Des usagers tentent de s'insérer dans un métro déjà blindé.
© AFP - Jack Guez

C'est "la ligne de l'enfer". À Paris, la ligne 13 du métro est souvent surchargée aux heures de pointes, malgré des améliorations récentes liées au prolongement de la ligne 14. Une situation qui n'est pas sans impact sur la santé mentale de ses usagers.

"Surchargée", "bondée", "blindée", "pleine à craquer"... Les qualificatifs ne manquent pas pour critiquer la ligne 13, souvent surnommée "ligne de l'enfer". Quotidiennement, ce sont plus de 600 000 personnes qui empruntent les couloirs souterrains de ce métro.

En 2018, la délocalisation du Palais de Justice à Porte de Clichy, au nord de Paris, avait amené près de 9 000 personnes (le personnel du Palais de justice mais aussi des justiciables) à se rendre quotidiennement dans cette institution, un grand nombre d'entre elles empruntant la partie Nord de la ligne, la plus engorgée.
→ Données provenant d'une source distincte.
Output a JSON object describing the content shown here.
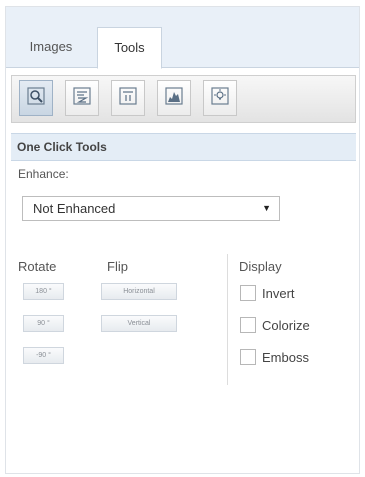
{
  "tabs": [
    {
      "label": "Images",
      "active": false
    },
    {
      "label": "Tools",
      "active": true
    }
  ],
  "toolbar": {
    "buttons": [
      {
        "icon": "zoom-tool-icon",
        "active": true
      },
      {
        "icon": "text-align-icon",
        "active": false
      },
      {
        "icon": "adjust-icon",
        "active": false
      },
      {
        "icon": "histogram-icon",
        "active": false
      },
      {
        "icon": "lightbulb-icon",
        "active": false
      }
    ]
  },
  "section": {
    "title": "One Click Tools"
  },
  "enhance": {
    "label": "Enhance:",
    "selected": "Not Enhanced"
  },
  "rotate": {
    "label": "Rotate",
    "buttons": [
      "180 °",
      "90 °",
      "-90 °"
    ]
  },
  "flip": {
    "label": "Flip",
    "buttons": [
      "Horizontal",
      "Vertical"
    ]
  },
  "display": {
    "label": "Display",
    "options": [
      "Invert",
      "Colorize",
      "Emboss"
    ]
  },
  "colors": {
    "accent": "#e4edf6",
    "border": "#c9d4e0"
  }
}
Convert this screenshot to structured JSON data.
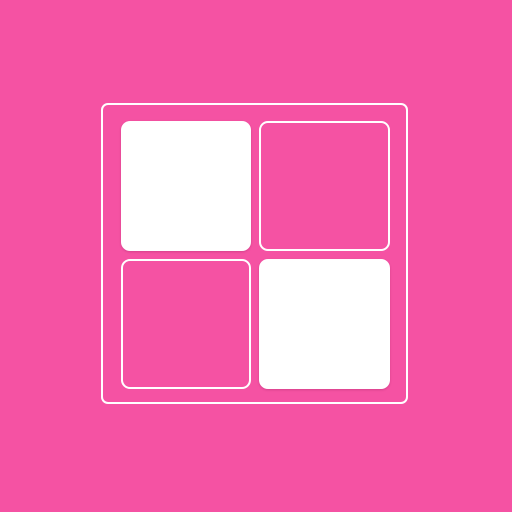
{
  "icon": {
    "name": "grid-2x2-icon",
    "background_color": "#f552a3",
    "foreground_color": "#ffffff"
  },
  "grid": {
    "rows": 2,
    "columns": 2,
    "cells": [
      {
        "position": "top-left",
        "state": "filled"
      },
      {
        "position": "top-right",
        "state": "outlined"
      },
      {
        "position": "bottom-left",
        "state": "outlined"
      },
      {
        "position": "bottom-right",
        "state": "filled"
      }
    ]
  }
}
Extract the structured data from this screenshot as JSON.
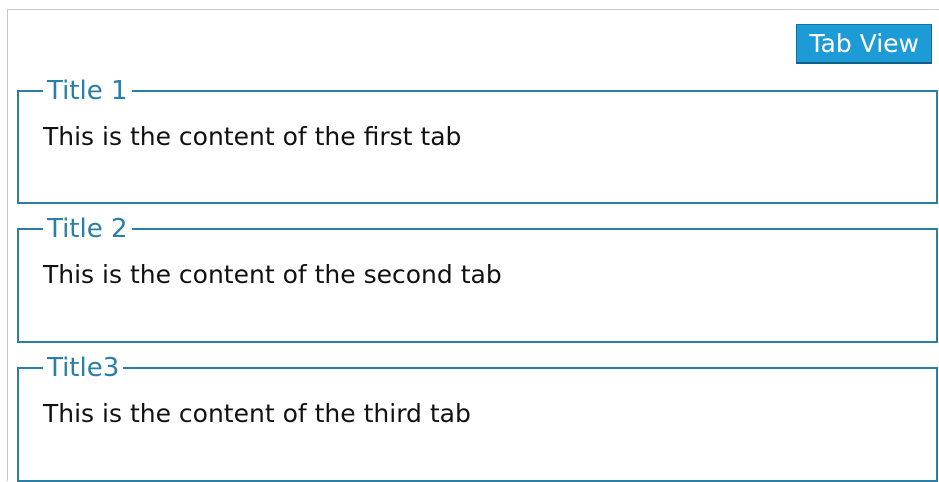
{
  "toolbar": {
    "tab_view_label": "Tab View"
  },
  "panels": [
    {
      "title": "Title 1",
      "content": "This is the content of the first tab"
    },
    {
      "title": "Title 2",
      "content": "This is the content of the second tab"
    },
    {
      "title": "Title3",
      "content": "This is the content of the third tab"
    }
  ],
  "colors": {
    "accent": "#2a7fa6",
    "button_bg": "#1c9bd6"
  }
}
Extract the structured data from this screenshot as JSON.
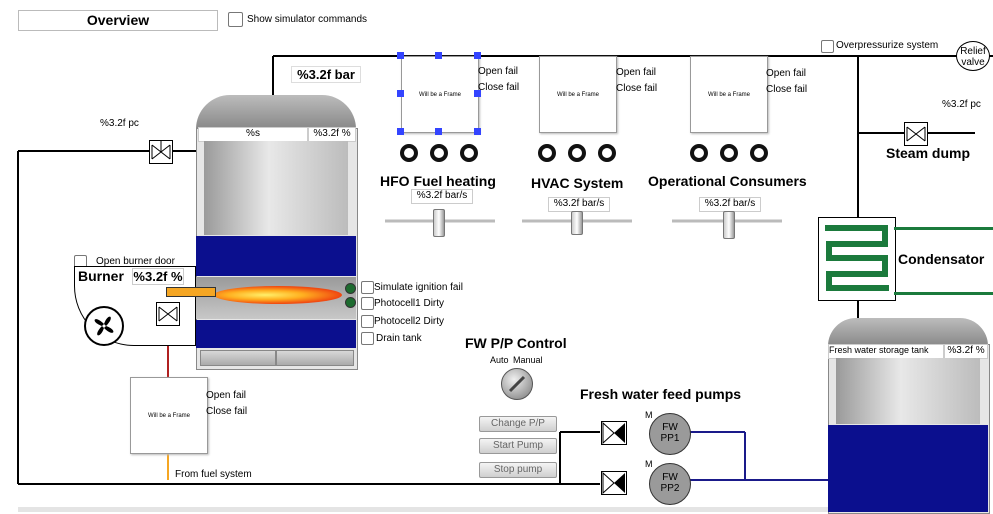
{
  "header": {
    "title": "Overview",
    "show_sim_cmd_label": "Show simulator commands"
  },
  "top_valve": {
    "pressure": "%3.2f bar",
    "pc_label": "%3.2f pc"
  },
  "frames": {
    "placeholder": "Will be a Frame"
  },
  "fail_labels": {
    "open": "Open fail",
    "close": "Close fail"
  },
  "consumers": [
    {
      "name": "HFO Fuel heating",
      "value": "%3.2f bar/s"
    },
    {
      "name": "HVAC System",
      "value": "%3.2f bar/s"
    },
    {
      "name": "Operational Consumers",
      "value": "%3.2f bar/s"
    }
  ],
  "relief": {
    "overpressurize_label": "Overpressurize system",
    "relief_valve_label": "Relief valve",
    "pc_label": "%3.2f pc",
    "steam_dump_label": "Steam dump"
  },
  "boiler": {
    "level_text": "%s",
    "level_percent": "%3.2f %"
  },
  "burner": {
    "open_door_label": "Open burner door",
    "title": "Burner",
    "percent": "%3.2f %",
    "options": [
      "Simulate ignition fail",
      "Photocell1 Dirty",
      "Photocell2 Dirty",
      "Drain tank"
    ]
  },
  "fuel": {
    "from_label": "From fuel system"
  },
  "condensator": {
    "label": "Condensator"
  },
  "tank": {
    "name": "Fresh water storage tank",
    "percent": "%3.2f %"
  },
  "fw_control": {
    "title": "FW P/P Control",
    "mode_auto": "Auto",
    "mode_manual": "Manual",
    "buttons": [
      "Change P/P",
      "Start Pump",
      "Stop pump"
    ]
  },
  "pumps": {
    "title": "Fresh water feed pumps",
    "motor_label": "M",
    "items": [
      {
        "name_line1": "FW",
        "name_line2": "PP1"
      },
      {
        "name_line1": "FW",
        "name_line2": "PP2"
      }
    ]
  },
  "colors": {
    "water": "#0b0f8e",
    "condensator": "#1b7a3c",
    "fuel_line": "#f5a623",
    "drain_line": "#b02020"
  }
}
Ces nouveaux arrivants avaient alors inquiété des passagers déjà fort agacés par l'affluence. En avril 2013, dans un épisode consacré à la ligne de métro, l'émission Les Pieds sur Terre revenait sur la lassitude des usagers de la ligne au chiffre prémonitoire. "À moins que ce ne soit à cause d'elle que le chiffre porte malheur", plaisantait alors la productrice de l'émission, Sonia Kronlund.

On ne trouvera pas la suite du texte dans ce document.